History
The name "Hilandar" is derived from chelandion, a type of Byzantine transport ship, whose skipper was called a "helandaris". The ancient cell of Helandaris was donated by Emperor Alexios III Angelos (1195–1203) "to the Serbs as an eternal gift..." and Stefan Nemanja establishes and endows the monastery in 1198 (before 13 February 1199).
In 1426 Gjon Kastrioti from Albania and his three sons (one of them was Skanderbeg) donated the right to the proceeds from taxes collected from the two villages (Rostuša and Trebište in Macedonia) and from the church of Saint Mary, which was in one of them, to the Hilandar where his son Reposh Kastrioti retired and died in 25 July 1431: in his honor the Saint George tower of Hilandar was known as the Albanian tower (Serbian: Arbanaški pirg).
Two medieval Bulgarian royal charters, the Virgino Charter and the Oryahov Charter, have been found in Hilandar's library. After the fall of Serbia and Bulgaria under Ottoman rule, the influx of Serbian monks decreased at the expense of Bulgarians, particularly from Macedonia. From the 17th to the 19th century, Hilandar was predominantly Bulgarian-populated: in his account of 1745, the Russian pilgrim Vasily Barsky writes that the monks of Hilandar were all Bulgarians. Ilarion Makariopolski, Sophronius of Vratsa and Matey Preobrazhenski have all lived there, and it was in this monastery that Saint Paisius of Hilendar began his revolutionary Slavonic-Bulgarian History.
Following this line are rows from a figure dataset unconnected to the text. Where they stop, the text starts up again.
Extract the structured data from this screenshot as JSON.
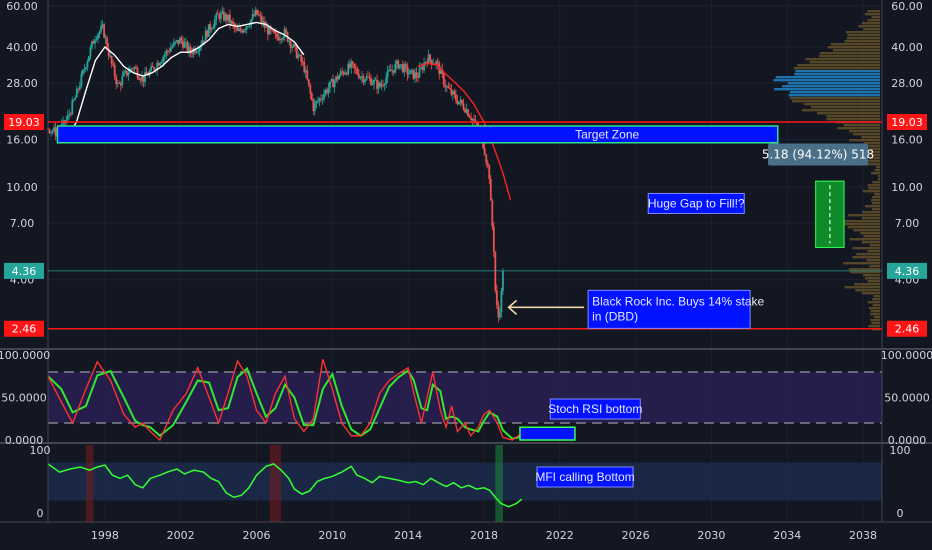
{
  "chart_data": [
    {
      "type": "candlestick",
      "panel": "price",
      "scale": "log",
      "ylim": [
        2.2,
        60
      ],
      "xlim": [
        1995.0,
        2039.0
      ],
      "y_ticks": [
        "60.00",
        "40.00",
        "28.00",
        "16.00",
        "10.00",
        "7.00",
        "4.00"
      ],
      "price_labels": {
        "upper_red": "19.03",
        "current": "4.36",
        "lower_red": "2.46"
      },
      "levels": {
        "upper_red": 19.03,
        "current": 4.36,
        "lower_red": 2.46
      },
      "target_zone": {
        "label": "Target Zone",
        "y_low": 15.5,
        "y_high": 18.3,
        "x_start": 1995.5,
        "x_end": 2033.5
      },
      "annotations": [
        {
          "id": "gap",
          "text": "Huge Gap to Fill!?",
          "x": 2029.2,
          "y": 8.5
        },
        {
          "id": "blackrock",
          "lines": [
            "Black Rock Inc. Buys 14% stake",
            "in (DBD)"
          ],
          "x": 2023.6,
          "y": 3.1
        }
      ],
      "measure_box": {
        "text": "5.18 (94.12%) 518",
        "x_start": 2035.5,
        "x_end": 2037.0,
        "y_low": 5.5,
        "y_high": 10.6
      },
      "price_path": [
        [
          1995.0,
          18.0
        ],
        [
          1995.5,
          17.0
        ],
        [
          1996.0,
          19.5
        ],
        [
          1996.5,
          25.0
        ],
        [
          1997.0,
          34.0
        ],
        [
          1997.5,
          45.0
        ],
        [
          1997.9,
          48.0
        ],
        [
          1998.3,
          35.0
        ],
        [
          1998.7,
          27.0
        ],
        [
          1999.0,
          30.0
        ],
        [
          1999.5,
          33.0
        ],
        [
          2000.0,
          29.0
        ],
        [
          2000.5,
          32.0
        ],
        [
          2001.0,
          36.0
        ],
        [
          2001.5,
          40.0
        ],
        [
          2002.0,
          43.0
        ],
        [
          2002.5,
          38.0
        ],
        [
          2003.0,
          41.0
        ],
        [
          2003.5,
          48.0
        ],
        [
          2004.0,
          55.0
        ],
        [
          2004.5,
          53.0
        ],
        [
          2005.0,
          46.0
        ],
        [
          2005.5,
          50.0
        ],
        [
          2006.0,
          56.0
        ],
        [
          2006.5,
          48.0
        ],
        [
          2007.0,
          44.0
        ],
        [
          2007.5,
          46.0
        ],
        [
          2008.0,
          39.0
        ],
        [
          2008.5,
          33.0
        ],
        [
          2009.0,
          22.0
        ],
        [
          2009.5,
          25.0
        ],
        [
          2010.0,
          28.0
        ],
        [
          2010.5,
          31.0
        ],
        [
          2011.0,
          33.0
        ],
        [
          2011.5,
          30.0
        ],
        [
          2012.0,
          29.0
        ],
        [
          2012.5,
          27.0
        ],
        [
          2013.0,
          31.0
        ],
        [
          2013.5,
          34.0
        ],
        [
          2014.0,
          31.0
        ],
        [
          2014.5,
          30.0
        ],
        [
          2015.0,
          36.0
        ],
        [
          2015.5,
          34.0
        ],
        [
          2016.0,
          27.0
        ],
        [
          2016.5,
          24.0
        ],
        [
          2017.0,
          22.0
        ],
        [
          2017.5,
          19.0
        ],
        [
          2018.0,
          15.0
        ],
        [
          2018.3,
          11.0
        ],
        [
          2018.4,
          7.5
        ],
        [
          2018.5,
          5.8
        ],
        [
          2018.6,
          3.6
        ],
        [
          2018.7,
          3.0
        ],
        [
          2018.8,
          2.6
        ],
        [
          2018.9,
          3.4
        ],
        [
          2019.0,
          4.36
        ]
      ],
      "ma_white": [
        [
          1995.5,
          16.0
        ],
        [
          1996.0,
          16.5
        ],
        [
          1996.5,
          19.0
        ],
        [
          1997.0,
          26.0
        ],
        [
          1997.5,
          35.0
        ],
        [
          1998.0,
          40.0
        ],
        [
          1998.5,
          37.0
        ],
        [
          1999.0,
          33.0
        ],
        [
          1999.5,
          31.0
        ],
        [
          2000.0,
          30.0
        ],
        [
          2000.5,
          31.0
        ],
        [
          2001.0,
          33.0
        ],
        [
          2001.5,
          36.0
        ],
        [
          2002.0,
          38.0
        ],
        [
          2002.5,
          38.0
        ],
        [
          2003.0,
          40.0
        ],
        [
          2003.5,
          43.0
        ],
        [
          2004.0,
          48.0
        ],
        [
          2004.5,
          50.0
        ],
        [
          2005.0,
          49.0
        ],
        [
          2005.5,
          50.0
        ],
        [
          2006.0,
          51.0
        ],
        [
          2006.5,
          50.0
        ],
        [
          2007.0,
          47.0
        ],
        [
          2007.5,
          45.0
        ],
        [
          2008.0,
          42.0
        ],
        [
          2008.5,
          37.0
        ]
      ],
      "ma_red": [
        [
          2014.5,
          33.0
        ],
        [
          2015.0,
          34.0
        ],
        [
          2015.5,
          33.5
        ],
        [
          2016.0,
          30.5
        ],
        [
          2016.5,
          28.0
        ],
        [
          2017.0,
          25.5
        ],
        [
          2017.5,
          22.5
        ],
        [
          2018.0,
          19.0
        ],
        [
          2018.5,
          15.0
        ],
        [
          2019.0,
          11.5
        ],
        [
          2019.4,
          8.8
        ]
      ]
    },
    {
      "type": "line",
      "panel": "stoch_rsi",
      "ylim": [
        0,
        100
      ],
      "y_ticks": [
        "100.0000",
        "50.0000",
        "0.0000"
      ],
      "bands": {
        "upper": 80,
        "lower": 20
      },
      "annotation": "Stoch RSI bottom",
      "series": [
        {
          "values": [
            [
              1995.0,
              75
            ],
            [
              1995.7,
              45
            ],
            [
              1996.3,
              20
            ],
            [
              1997.0,
              60
            ],
            [
              1997.6,
              92
            ],
            [
              1998.3,
              70
            ],
            [
              1999.0,
              30
            ],
            [
              1999.6,
              15
            ],
            [
              2000.0,
              20
            ],
            [
              2000.4,
              10
            ],
            [
              2000.9,
              0
            ],
            [
              2001.6,
              35
            ],
            [
              2002.3,
              55
            ],
            [
              2002.9,
              85
            ],
            [
              2003.5,
              50
            ],
            [
              2004.0,
              20
            ],
            [
              2004.5,
              55
            ],
            [
              2005.0,
              93
            ],
            [
              2005.5,
              75
            ],
            [
              2006.0,
              35
            ],
            [
              2006.5,
              20
            ],
            [
              2007.0,
              55
            ],
            [
              2007.5,
              75
            ],
            [
              2008.0,
              25
            ],
            [
              2008.5,
              10
            ],
            [
              2009.0,
              25
            ],
            [
              2009.5,
              95
            ],
            [
              2010.0,
              60
            ],
            [
              2010.5,
              20
            ],
            [
              2011.0,
              5
            ],
            [
              2011.5,
              5
            ],
            [
              2012.0,
              20
            ],
            [
              2012.5,
              55
            ],
            [
              2013.0,
              70
            ],
            [
              2013.5,
              78
            ],
            [
              2014.0,
              85
            ],
            [
              2014.3,
              55
            ],
            [
              2014.7,
              20
            ],
            [
              2015.0,
              50
            ],
            [
              2015.3,
              80
            ],
            [
              2015.7,
              35
            ],
            [
              2016.0,
              15
            ],
            [
              2016.3,
              40
            ],
            [
              2016.6,
              10
            ],
            [
              2017.0,
              20
            ],
            [
              2017.3,
              5
            ],
            [
              2017.7,
              15
            ],
            [
              2018.0,
              30
            ],
            [
              2018.3,
              35
            ],
            [
              2018.7,
              20
            ],
            [
              2019.0,
              3
            ],
            [
              2019.5,
              0
            ],
            [
              2020.0,
              8
            ]
          ]
        }
      ],
      "highlight": {
        "x_start": 2019.9,
        "x_end": 2022.8,
        "y_low": 0,
        "y_high": 15
      }
    },
    {
      "type": "line",
      "panel": "mfi",
      "ylim": [
        0,
        100
      ],
      "y_ticks": [
        "100",
        "0"
      ],
      "band": {
        "upper": 80,
        "lower": 20
      },
      "annotation": "MFI calling Bottom",
      "series": [
        {
          "values": [
            [
              1995.0,
              78
            ],
            [
              1995.6,
              65
            ],
            [
              1996.2,
              70
            ],
            [
              1996.7,
              73
            ],
            [
              1997.2,
              68
            ],
            [
              1997.6,
              73
            ],
            [
              1998.0,
              76
            ],
            [
              1998.4,
              60
            ],
            [
              1998.8,
              55
            ],
            [
              1999.2,
              60
            ],
            [
              1999.6,
              45
            ],
            [
              2000.0,
              40
            ],
            [
              2000.4,
              55
            ],
            [
              2000.9,
              60
            ],
            [
              2001.3,
              65
            ],
            [
              2001.8,
              70
            ],
            [
              2002.2,
              62
            ],
            [
              2002.7,
              68
            ],
            [
              2003.2,
              65
            ],
            [
              2003.6,
              55
            ],
            [
              2004.0,
              50
            ],
            [
              2004.4,
              32
            ],
            [
              2004.8,
              25
            ],
            [
              2005.2,
              28
            ],
            [
              2005.6,
              40
            ],
            [
              2006.0,
              60
            ],
            [
              2006.5,
              74
            ],
            [
              2006.9,
              78
            ],
            [
              2007.3,
              68
            ],
            [
              2007.7,
              55
            ],
            [
              2008.0,
              38
            ],
            [
              2008.4,
              30
            ],
            [
              2008.8,
              35
            ],
            [
              2009.2,
              50
            ],
            [
              2009.6,
              55
            ],
            [
              2010.0,
              58
            ],
            [
              2010.5,
              65
            ],
            [
              2011.0,
              74
            ],
            [
              2011.3,
              60
            ],
            [
              2011.7,
              55
            ],
            [
              2012.1,
              48
            ],
            [
              2012.5,
              58
            ],
            [
              2013.0,
              55
            ],
            [
              2013.5,
              52
            ],
            [
              2014.0,
              48
            ],
            [
              2014.4,
              50
            ],
            [
              2014.8,
              45
            ],
            [
              2015.2,
              55
            ],
            [
              2015.6,
              48
            ],
            [
              2016.0,
              42
            ],
            [
              2016.4,
              48
            ],
            [
              2016.8,
              40
            ],
            [
              2017.2,
              44
            ],
            [
              2017.6,
              38
            ],
            [
              2018.0,
              40
            ],
            [
              2018.3,
              36
            ],
            [
              2018.6,
              25
            ],
            [
              2018.9,
              15
            ],
            [
              2019.3,
              10
            ],
            [
              2019.7,
              15
            ],
            [
              2020.0,
              22
            ]
          ]
        }
      ]
    }
  ],
  "x_axis": {
    "years": [
      "1998",
      "2002",
      "2006",
      "2010",
      "2014",
      "2018",
      "2022",
      "2026",
      "2030",
      "2034",
      "2038"
    ]
  },
  "colors": {
    "background": "#131722",
    "up_candle": "#26a69a",
    "down_candle": "#ef5350",
    "target_zone": "#0012ff",
    "red_line": "#ff1515",
    "ma_white": "#ffffff",
    "ma_red": "#ff2020",
    "stoch_k": "#ff3030",
    "stoch_d": "#2eea2e",
    "mfi_line": "#33ff33"
  }
}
The monastery was dominated by Bulgarians until 1902.
However, in 1913, Serbian presence in the Holy Mountain was quite big and the Protos was the Serbian representative of Hilandar.
In the 1970s, the Greek government offered power grid installation to all of the monasteries on Mount Athos. The Holy Council of Mount Athos refused, and since then every monastery generates its own power, which is gained mostly from renewable energy sources. During the 1980s, electrification of the monastery of Hilandar took place, generating power mostly for lights and heating.